By convention, a coil unit ('C') is always of statistical weight 1. Addition of a helix state ('H') to a previously coiled state (nucleation) is assigned a statistical weight ${\displaystyle \sigma s\ }$, where ${\displaystyle \sigma \ }$ is the nucleation parameter and

${\displaystyle s={\frac {[H]}{[C]}}}$

Adding a helix state to a site that is already a helix (propagation) has a statistical weight of ${\displaystyle s\ }$. For most proteins,

${\displaystyle \sigma \ll 1

which makes the propagation of a helix more favorable than nucleation of a helix from coil state.[2]

From these parameters, it is possible to compute the fractional helicity ${\displaystyle \theta \ }$. The average helicity ${\displaystyle \left\langle i\right\rangle \ }$ is given by

${\displaystyle \left\langle i\right\rangle =\left({\frac {s}{q}}\right){\frac {dq}{ds}}}$

where ${\displaystyle s\ }$ is the statistical weight and ${\displaystyle q\ }$ is the partition function given by the sum of the probabilities of each site on the polypeptide. The fractional helicity is thus given by the equation

${\displaystyle \theta ={\frac {1}{N}}\left({\frac {s}{q}}\right){\frac {dq}{ds}}}$

## Statistical mechanics

The Zimm–Bragg model is equivalent to a one-dimensional Ising model and has no long-range interactions, i.e., interactions between residues well separated along the backbone; therefore, by the famous argument of Rudolf Peierls, it cannot undergo a phase transition.

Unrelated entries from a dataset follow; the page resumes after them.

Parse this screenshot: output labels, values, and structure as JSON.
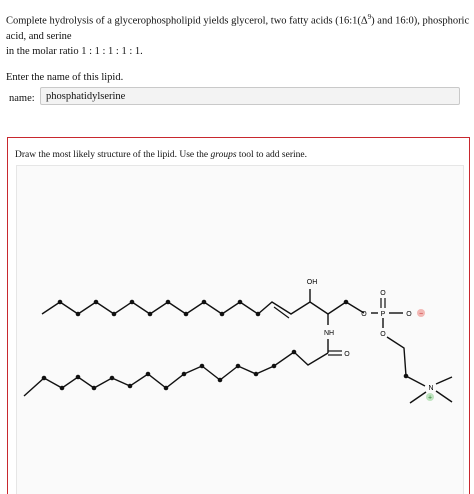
{
  "question": {
    "line1": "Complete hydrolysis of a glycerophospholipid yields glycerol, two fatty acids (16:1(Δ",
    "line1_sup": "9",
    "line1_rest": ") and 16:0), phosphoric acid, and serine",
    "line2": "in the molar ratio 1 : 1 : 1 : 1 : 1.",
    "prompt": "Enter the name of this lipid."
  },
  "answer": {
    "label": "name:",
    "value": "phosphatidylserine"
  },
  "editor": {
    "instruction_before": "Draw the most likely structure of the lipid. Use the ",
    "instruction_em": "groups",
    "instruction_after": " tool to add serine."
  },
  "structure": {
    "atoms": {
      "hydroxyl": "OH",
      "amide_nh": "NH",
      "carbonyl_o": "O",
      "ester_o": "O",
      "phosphate_top_o": "O",
      "phosphorus": "P",
      "phosphate_right_o": "O",
      "phosphate_bottom_o": "O",
      "nitrogen": "N"
    },
    "charges": {
      "oxygen_minus": "−",
      "nitrogen_plus": "+"
    },
    "colors": {
      "bond": "#111111",
      "minus_badge": "#f2b8b5",
      "minus_text": "#c62828",
      "plus_badge": "#bfe3c0",
      "plus_text": "#2e7d32",
      "frame": "#c8282e"
    }
  }
}
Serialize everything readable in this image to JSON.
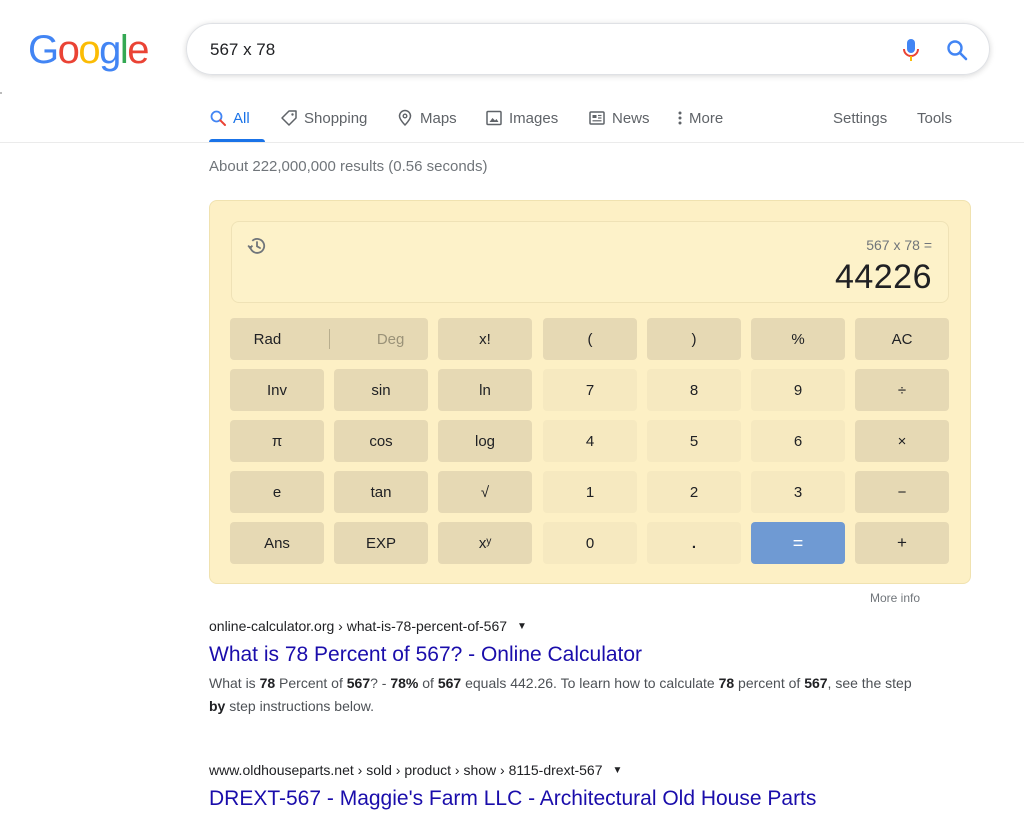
{
  "logo": {
    "letters": [
      "G",
      "o",
      "o",
      "g",
      "l",
      "e"
    ],
    "colors": [
      "#4285F4",
      "#EA4335",
      "#FBBC05",
      "#4285F4",
      "#34A853",
      "#EA4335"
    ]
  },
  "search": {
    "query": "567 x 78"
  },
  "tabs": [
    {
      "label": "All",
      "icon": "search-icon",
      "active": true
    },
    {
      "label": "Shopping",
      "icon": "tag-icon"
    },
    {
      "label": "Maps",
      "icon": "map-pin-icon"
    },
    {
      "label": "Images",
      "icon": "image-icon"
    },
    {
      "label": "News",
      "icon": "news-icon"
    },
    {
      "label": "More",
      "icon": "more-vertical-icon"
    }
  ],
  "tools": {
    "settings": "Settings",
    "tools": "Tools"
  },
  "stats": "About 222,000,000 results (0.56 seconds)",
  "calculator": {
    "expression": "567 x 78 =",
    "result": "44226",
    "keys": {
      "rad": "Rad",
      "deg": "Deg",
      "fact": "x!",
      "lparen": "(",
      "rparen": ")",
      "percent": "%",
      "ac": "AC",
      "inv": "Inv",
      "sin": "sin",
      "ln": "ln",
      "n7": "7",
      "n8": "8",
      "n9": "9",
      "divide": "÷",
      "pi": "π",
      "cos": "cos",
      "log": "log",
      "n4": "4",
      "n5": "5",
      "n6": "6",
      "multiply": "×",
      "e": "e",
      "tan": "tan",
      "sqrt": "√",
      "n1": "1",
      "n2": "2",
      "n3": "3",
      "minus": "−",
      "ans": "Ans",
      "exp": "EXP",
      "pow": "xʸ",
      "n0": "0",
      "dot": ".",
      "equals": "=",
      "plus": "+"
    },
    "more_info": "More info"
  },
  "results": [
    {
      "cite": "online-calculator.org › what-is-78-percent-of-567",
      "title": "What is 78 Percent of 567? - Online Calculator",
      "snippet_parts": [
        "What is ",
        "78",
        " Percent of ",
        "567",
        "? - ",
        "78%",
        " of ",
        "567",
        " equals 442.26. To learn how to calculate ",
        "78",
        " percent of ",
        "567",
        ", see the step ",
        "by",
        " step instructions below."
      ]
    },
    {
      "cite": "www.oldhouseparts.net › sold › product › show › 8115-drext-567",
      "title": "DREXT-567 - Maggie's Farm LLC - Architectural Old House Parts"
    }
  ]
}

The statistical mechanics of the Zimm–Bragg model[3] may be solved exactly using the transfer-matrix method. The two parameters of the Zimm–Bragg model are σ, the statistical weight for nucleating a helix and s, the statistical weight for propagating a helix. These parameters may depend on the residue j; for example, a proline residue may easily nucleate a helix but not propagate one; a leucine residue may nucleate and propagate a helix easily; whereas glycine may disfavor both the nucleation and propagation of a helix. Since only nearest-neighbour interactions are considered in the Zimm–Bragg model, the full partition function for a chain of N residues can be written as follows

${\displaystyle {\mathcal {Z}}=\left(0,1\right)\cdot \left\{\prod _{j=1}^{N}\mathbf {W} _{j}\right\}\cdot \left(1,1\right)}$

where the 2x2 transfer matrix Wj of the jth residue equals the matrix of statistical weights for the state transitions

${\displaystyle \mathbf {W} _{j}={\begin{bmatrix}s_{j}&1\\\sigma _{j}s_{j}&1\end{bmatrix}}}$

The row-column entry in the transfer matrix equals the statistical weight for making a transition from state row in residue j-1 to state column in residue j. The two states here are helix (the first) and coil (the second). Thus, the upper left entry s is the statistical weight for transitioning from helix to helix, whereas the lower left entry σs is that for transitioning from coil to helix.